Banana & Yogurt Breakfast Muffins
- 150g whole-wheat flour
- 1tsp baking powder
- 1tsp baking soda
- 1tsp ground cinnamon
- 1/2tsp salt
- 2 ripe bananas, mashed
- 120ml Greek yogurt
- 1 large egg
- 110g light muscovado sugar
- 60ml oil
- 60ml honey
- Heat the oven to 190°C / Fan 170°C / Gas 5 / 375°F. Line a 12-cup standard sized muffin tin with paper liners.
- In a large bowl, combine the flour, baking powder, baking soda, cinnamon and salt. In a medium bowl, mix the bananas, yogurt, egg, sugar, oil and honey until well combined.

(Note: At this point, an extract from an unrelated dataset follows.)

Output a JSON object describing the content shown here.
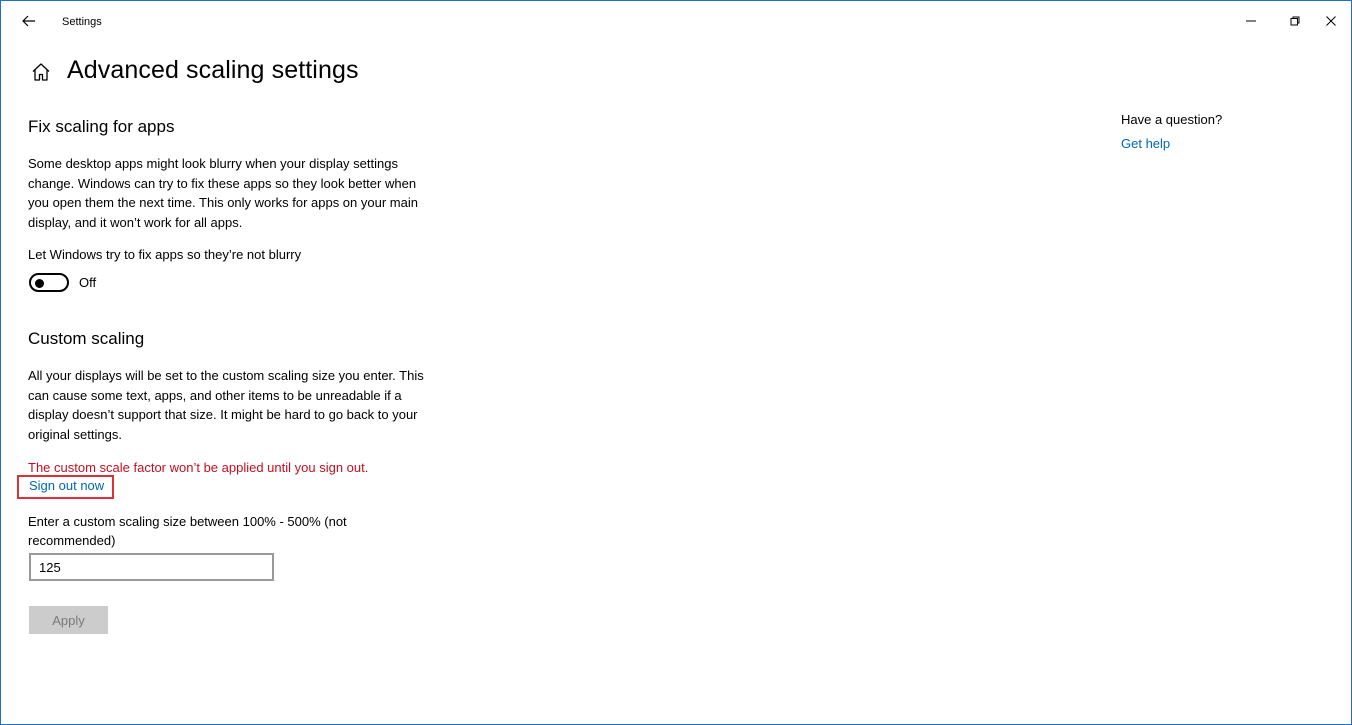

- Fold the wet ingredients into the dry and gently stir until smooth. Divide the batter evenly among the muffins cups.
- Place the tray into the oven and bake until an inserted toothpick comes out clean, about 20 to 25 minutes.
- Remove the tray from the oven and allow to cool in the tin for 5 minutes. Then remove the muffins, from the tin and place on a wire cooling rack and cool completely or serve warm.
Tip: Keep at room temperature in an airtight container for up to 3 days or freeze for up to 3 months.